Non credo affatto che "noi" - se con questo pronome si intendano le nostre posizioni sulla democrazia politica, sul rispetto dei diritti umani e civili, sull'economia di mercato e sul federalismo - siamo stati "spiazzati" dagli avvenimenti degli ultimi anni in Europa centro-orientale, che avrebbero corso in modo inimmaginabile eccetera eccetera. Il sistema sovietico è crollato non con un giorno di anticipo, ma con settant'anni di ritardo sul momento che sarebbe stato opportuno; la situazione dei diritti della persona in gran parte dell'Europa centro-orientale si è sì sganciata dal soffocamento del totalitarismo comunista, ma è ancora lontana dal raggiungere anche l'insoddisfacente livello vigente in Paesi come l'Italia, con abissi di ignominia quali il recente voto della Camera dei deputati romena sulla criminalizzazione del comportamento omosessuale; sull'economia di mercato, che tuttora in Italia non è pienamente acquisita, in Russia od in Bielorussia siamo ancora ai primordi; e sul federalismo è sufficiente ricordare la ex Yugoslavia per essere certi che non si tratti affatto di un obiettivo scontato.

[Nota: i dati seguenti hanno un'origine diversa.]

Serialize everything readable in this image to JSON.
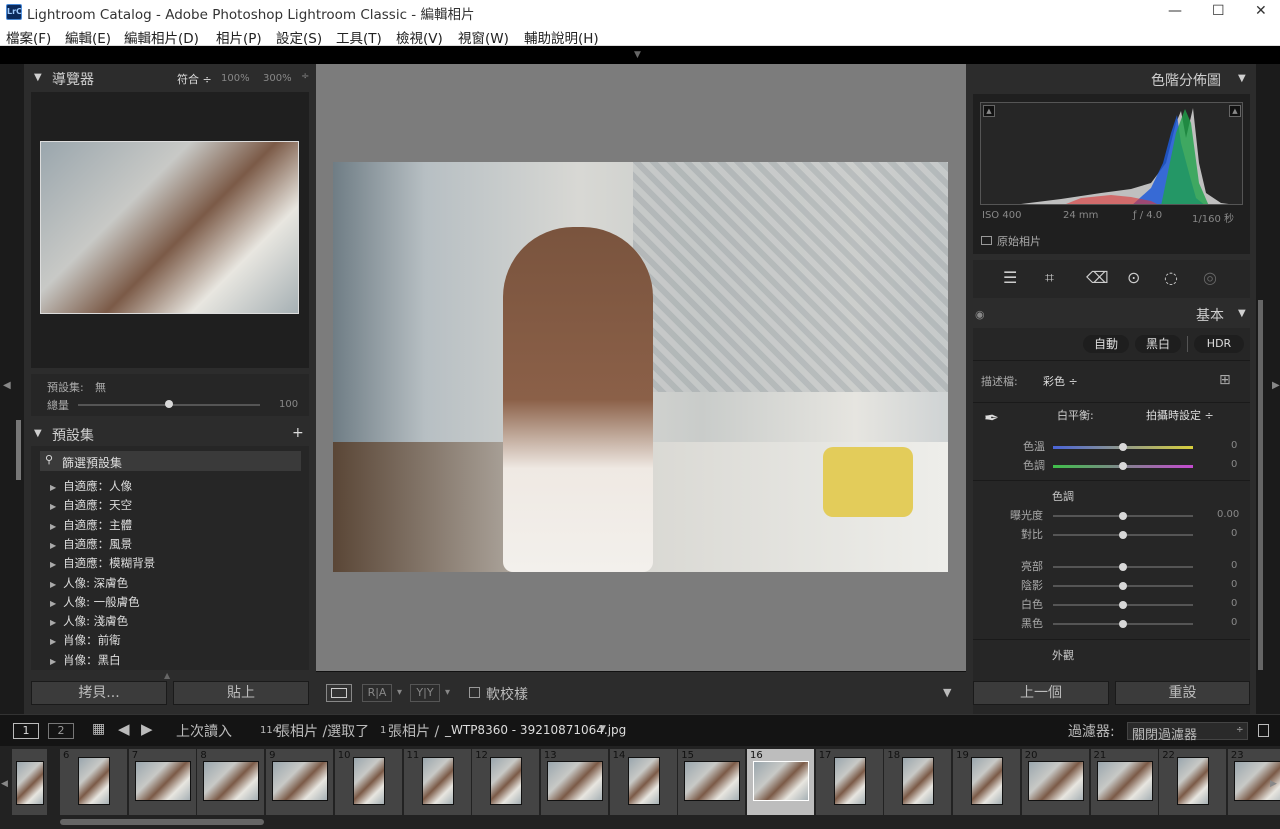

Così, qualsiasi passo anche minimo che si riesca a muovere nella direzione di un superamento di questo enorme, perdurante dislivello - spesso sfociante in conflittualità e talvolta in guerra - fra le diverse parti del nostro continente sarà difficile epperò utilissimo. Non credo affatto inevitabile una rapida integrazione nell'Unione Europea, benché sia vero che anche per questo possiamo impegnarci a cercare di favorirla; soprattutto, però, sono certo che se non sarà accompagnata da un esteso processo di avvicinamento e di armonizzazione fra gli Stati che attualmente non ne fanno parte risolverà ben pochi problemi, ed anzi rischia di importare nuovi elementi di crisi.

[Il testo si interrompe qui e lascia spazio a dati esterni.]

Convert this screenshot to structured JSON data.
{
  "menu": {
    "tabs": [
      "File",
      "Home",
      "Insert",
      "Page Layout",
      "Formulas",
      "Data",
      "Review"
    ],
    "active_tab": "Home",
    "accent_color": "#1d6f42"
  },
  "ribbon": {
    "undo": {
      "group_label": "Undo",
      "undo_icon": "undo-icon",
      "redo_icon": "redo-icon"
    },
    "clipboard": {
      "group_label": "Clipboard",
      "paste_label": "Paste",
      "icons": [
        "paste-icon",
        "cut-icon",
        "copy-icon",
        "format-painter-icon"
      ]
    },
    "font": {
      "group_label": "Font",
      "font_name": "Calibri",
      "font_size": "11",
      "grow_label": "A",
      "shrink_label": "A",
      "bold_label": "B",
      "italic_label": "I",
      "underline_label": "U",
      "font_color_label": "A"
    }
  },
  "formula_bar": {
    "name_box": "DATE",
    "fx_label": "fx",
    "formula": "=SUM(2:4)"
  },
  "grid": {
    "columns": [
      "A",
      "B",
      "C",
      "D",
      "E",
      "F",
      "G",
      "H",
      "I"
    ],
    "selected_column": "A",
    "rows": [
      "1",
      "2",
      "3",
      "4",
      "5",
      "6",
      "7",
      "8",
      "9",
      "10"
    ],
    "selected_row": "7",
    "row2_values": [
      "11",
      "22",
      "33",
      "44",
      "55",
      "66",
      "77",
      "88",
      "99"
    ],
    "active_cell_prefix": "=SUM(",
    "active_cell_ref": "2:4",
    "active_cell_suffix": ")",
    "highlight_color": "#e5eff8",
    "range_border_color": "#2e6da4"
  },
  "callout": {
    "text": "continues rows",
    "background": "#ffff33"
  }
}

Ciò non vuol dire - si badi - che esistano solo due approcci possibili sulla questione, vale a dire il battersi per l'integrazione nell'Unione Europea Stato per Stato o per una previa federazione fra gli Stati dell'Europa centro-orientale non membri. Il terzo approccio, che io considero il più efficace, è favorire in ogni modo la nascita ed il perfezionamento di intese regionali e contemporaneamente accogliere nell'Unione soltanto quegli Stati che, secondo una serie di parametri, si possano considerare già pronti all'integrazione. Certo ha senso, per ora, non includere la Bosnia finché non si sia giunti ad una stabilizzazione nell'area ex jugoslava; ma non ne avrebbe bloccare l'ingresso della repubblica ceca. Anzi, proprio la differenziazione nel trattamento dei singoli casi può costituire un incentivo - od un monito - insostituibile.

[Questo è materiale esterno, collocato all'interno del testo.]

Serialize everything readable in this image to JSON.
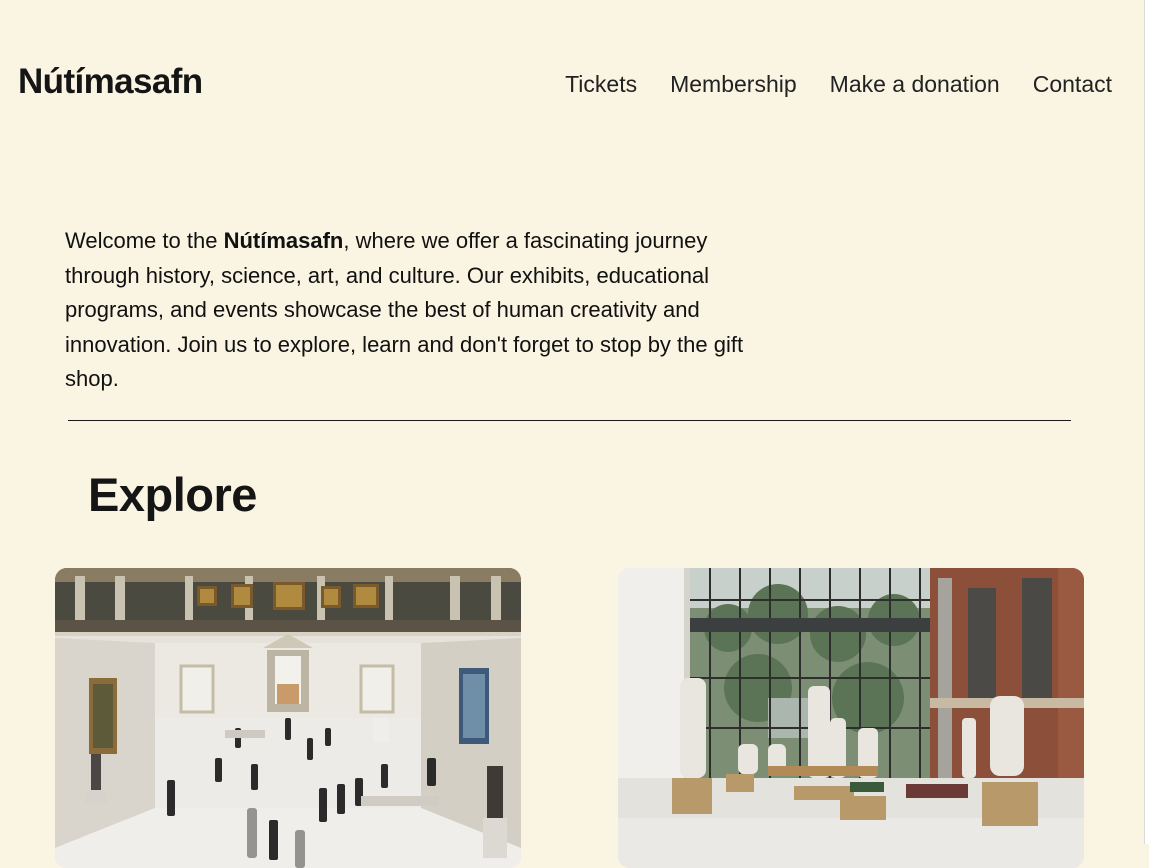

Quanto al "debito" in materia di ambiente, ho l'impressione che l'Occidente sia piuttosto in credito. La devastazione prodotta da decenni di gigantismo energofago dell'industria pesante di impronta stalinista, senza che alcuno potesse fiatare per tentare di tenere sotto controllo l'impatto ambientale, è stata coperta solo dalla patina di rossa ideologia di troppi verdi, ed è tuttora incalcolabile; e, mentre conosciamo ormai molto su Chernobyl, si sa ancora pochissimo sugli esperimenti nucleari militari sovietici.